Andrea Halter was not an extraordinarily attractive girl, although she was bottle-blonde slender, and had big tits. Her features were a tad too horsy to be a knockout and when she got angry, her face flushed to the color of a rutting pig, and her eyes bulged as if she had a case of hypertension. She scanned around on the office wall, glancing at the obligatory framed documents. “Where the hell did you matriculate, Southern Cal-Bum-Fuck?”
Ted nodded knowingly and his already heavy eyelids drooped lower. “Ah yes, an attempt at a little verbal one-upsmanship. Very good. Actually, I became matriculated at Harvard. Perhaps you’ve heard of it? And matriculate is an intransitive verb once you’ve graduated. In its transitive form…”
“Oh, you’re a real grade-A asshole,” Andrea said.
“I’ve been called worse.” Mannstein looked down at her records, more for effect than for anything purposeful. “And you, young lady, seem to have…two persons living inside you?” He smiled at her and sang in a soft voice just above a whisper. “Double your pleasure, double your fun, with Double Mint, Double Mint, Double Mint gum.”
Andrea deflated slightly on the other side of the desk. “If you think having another person living inside your brain is fun, then you really are an idiot.

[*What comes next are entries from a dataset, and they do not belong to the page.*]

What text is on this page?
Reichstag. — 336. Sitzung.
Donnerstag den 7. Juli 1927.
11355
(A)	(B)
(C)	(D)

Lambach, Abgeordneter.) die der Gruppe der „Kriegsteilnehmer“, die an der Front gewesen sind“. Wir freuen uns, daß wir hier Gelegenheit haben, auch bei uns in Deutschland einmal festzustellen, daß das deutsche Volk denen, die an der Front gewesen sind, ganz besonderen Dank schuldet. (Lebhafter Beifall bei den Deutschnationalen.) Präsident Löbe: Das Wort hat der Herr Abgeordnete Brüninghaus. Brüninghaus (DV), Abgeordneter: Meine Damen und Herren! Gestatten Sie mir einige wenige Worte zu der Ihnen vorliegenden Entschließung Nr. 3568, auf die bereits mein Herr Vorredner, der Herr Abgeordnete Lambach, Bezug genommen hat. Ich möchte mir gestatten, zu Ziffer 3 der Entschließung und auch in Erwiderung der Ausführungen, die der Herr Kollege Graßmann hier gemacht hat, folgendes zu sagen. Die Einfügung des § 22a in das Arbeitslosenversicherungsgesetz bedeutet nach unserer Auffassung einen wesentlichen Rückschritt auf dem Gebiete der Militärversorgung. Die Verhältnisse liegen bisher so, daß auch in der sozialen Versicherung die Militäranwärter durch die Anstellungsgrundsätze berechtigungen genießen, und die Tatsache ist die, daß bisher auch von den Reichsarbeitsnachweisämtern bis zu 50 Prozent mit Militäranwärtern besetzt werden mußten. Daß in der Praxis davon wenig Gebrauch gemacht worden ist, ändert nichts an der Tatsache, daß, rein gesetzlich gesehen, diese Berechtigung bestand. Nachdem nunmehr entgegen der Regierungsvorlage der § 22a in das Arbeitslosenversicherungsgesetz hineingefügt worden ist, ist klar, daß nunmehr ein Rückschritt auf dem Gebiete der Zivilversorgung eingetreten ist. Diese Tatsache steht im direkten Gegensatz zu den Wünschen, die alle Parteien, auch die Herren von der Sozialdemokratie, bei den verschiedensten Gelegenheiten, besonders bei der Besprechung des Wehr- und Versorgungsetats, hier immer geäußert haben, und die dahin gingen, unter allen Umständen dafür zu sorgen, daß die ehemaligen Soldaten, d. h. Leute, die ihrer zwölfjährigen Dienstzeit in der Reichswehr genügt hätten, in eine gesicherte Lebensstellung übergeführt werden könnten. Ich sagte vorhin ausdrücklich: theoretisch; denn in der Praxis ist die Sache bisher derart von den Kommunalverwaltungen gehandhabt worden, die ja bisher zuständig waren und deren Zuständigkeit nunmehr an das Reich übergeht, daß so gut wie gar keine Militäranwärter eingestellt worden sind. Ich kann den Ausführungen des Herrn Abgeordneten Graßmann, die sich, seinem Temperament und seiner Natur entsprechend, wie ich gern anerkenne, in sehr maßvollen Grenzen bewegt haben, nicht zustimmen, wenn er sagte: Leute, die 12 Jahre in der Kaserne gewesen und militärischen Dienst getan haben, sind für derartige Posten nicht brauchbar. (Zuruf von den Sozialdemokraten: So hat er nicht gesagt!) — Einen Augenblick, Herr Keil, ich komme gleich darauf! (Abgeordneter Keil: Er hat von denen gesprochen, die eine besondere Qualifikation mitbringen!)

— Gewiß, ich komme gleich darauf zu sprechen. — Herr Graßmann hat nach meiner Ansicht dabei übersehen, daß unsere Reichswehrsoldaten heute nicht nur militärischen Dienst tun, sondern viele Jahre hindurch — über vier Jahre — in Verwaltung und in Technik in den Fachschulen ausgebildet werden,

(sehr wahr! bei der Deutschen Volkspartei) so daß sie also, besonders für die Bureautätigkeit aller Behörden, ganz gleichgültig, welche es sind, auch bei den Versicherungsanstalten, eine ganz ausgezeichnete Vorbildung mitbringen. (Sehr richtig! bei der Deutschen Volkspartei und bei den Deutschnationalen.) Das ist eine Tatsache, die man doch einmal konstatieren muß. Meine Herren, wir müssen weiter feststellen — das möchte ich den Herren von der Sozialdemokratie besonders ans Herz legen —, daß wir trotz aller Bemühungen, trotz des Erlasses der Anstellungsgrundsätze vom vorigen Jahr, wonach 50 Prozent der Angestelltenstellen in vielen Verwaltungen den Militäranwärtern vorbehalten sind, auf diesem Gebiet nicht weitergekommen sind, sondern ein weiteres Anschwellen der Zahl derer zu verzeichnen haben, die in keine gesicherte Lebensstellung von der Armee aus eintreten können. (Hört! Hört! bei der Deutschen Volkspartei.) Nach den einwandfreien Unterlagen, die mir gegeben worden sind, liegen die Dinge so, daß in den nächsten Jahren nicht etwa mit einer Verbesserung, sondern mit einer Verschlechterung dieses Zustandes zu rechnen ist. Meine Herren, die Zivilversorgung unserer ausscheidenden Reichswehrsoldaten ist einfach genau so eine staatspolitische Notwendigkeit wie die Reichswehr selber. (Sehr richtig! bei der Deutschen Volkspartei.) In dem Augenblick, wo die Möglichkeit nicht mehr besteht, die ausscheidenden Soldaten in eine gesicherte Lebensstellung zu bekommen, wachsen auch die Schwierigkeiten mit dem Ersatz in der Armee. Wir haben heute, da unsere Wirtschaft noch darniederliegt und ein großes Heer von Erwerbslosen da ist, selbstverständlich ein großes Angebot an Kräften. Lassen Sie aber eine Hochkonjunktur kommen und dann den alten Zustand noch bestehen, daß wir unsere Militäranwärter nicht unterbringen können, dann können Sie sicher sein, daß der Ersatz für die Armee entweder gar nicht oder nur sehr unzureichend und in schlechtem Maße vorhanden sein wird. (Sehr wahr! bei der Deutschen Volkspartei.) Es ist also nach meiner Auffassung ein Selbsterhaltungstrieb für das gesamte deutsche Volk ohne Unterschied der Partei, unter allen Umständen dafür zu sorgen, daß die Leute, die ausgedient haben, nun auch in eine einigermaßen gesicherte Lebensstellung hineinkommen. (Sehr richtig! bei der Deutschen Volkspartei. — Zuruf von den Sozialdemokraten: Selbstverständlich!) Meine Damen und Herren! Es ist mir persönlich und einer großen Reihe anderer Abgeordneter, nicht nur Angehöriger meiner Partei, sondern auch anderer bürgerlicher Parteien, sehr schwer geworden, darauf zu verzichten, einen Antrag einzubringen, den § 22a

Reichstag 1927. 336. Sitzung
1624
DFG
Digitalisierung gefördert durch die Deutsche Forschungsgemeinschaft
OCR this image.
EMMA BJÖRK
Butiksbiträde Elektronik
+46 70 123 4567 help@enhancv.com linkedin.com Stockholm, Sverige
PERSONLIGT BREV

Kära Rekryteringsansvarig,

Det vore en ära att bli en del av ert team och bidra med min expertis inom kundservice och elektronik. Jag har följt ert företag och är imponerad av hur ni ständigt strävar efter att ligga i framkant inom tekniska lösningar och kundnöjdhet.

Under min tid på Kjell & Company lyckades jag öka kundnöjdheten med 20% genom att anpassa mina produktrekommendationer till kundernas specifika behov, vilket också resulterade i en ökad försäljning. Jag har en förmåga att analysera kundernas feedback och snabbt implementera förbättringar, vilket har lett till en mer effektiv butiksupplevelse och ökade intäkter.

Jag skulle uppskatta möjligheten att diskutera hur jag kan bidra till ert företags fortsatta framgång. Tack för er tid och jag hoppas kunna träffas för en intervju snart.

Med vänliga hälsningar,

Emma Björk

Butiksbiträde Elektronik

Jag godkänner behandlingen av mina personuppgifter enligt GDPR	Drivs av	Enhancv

Imagine going home to your slick little bachelor pad with your I-Pad and your HDTV, pouring yourself a glass of Cabernet and the next thing you know, you’re out on the street, looking for…men. That is unless you’re already a faggot, in which case.”
“I take your point,” Mannstein said. “So, what you’re saying is, you’re not a happy camper.”
“Hey— Way to deduce those premises, Skippy.”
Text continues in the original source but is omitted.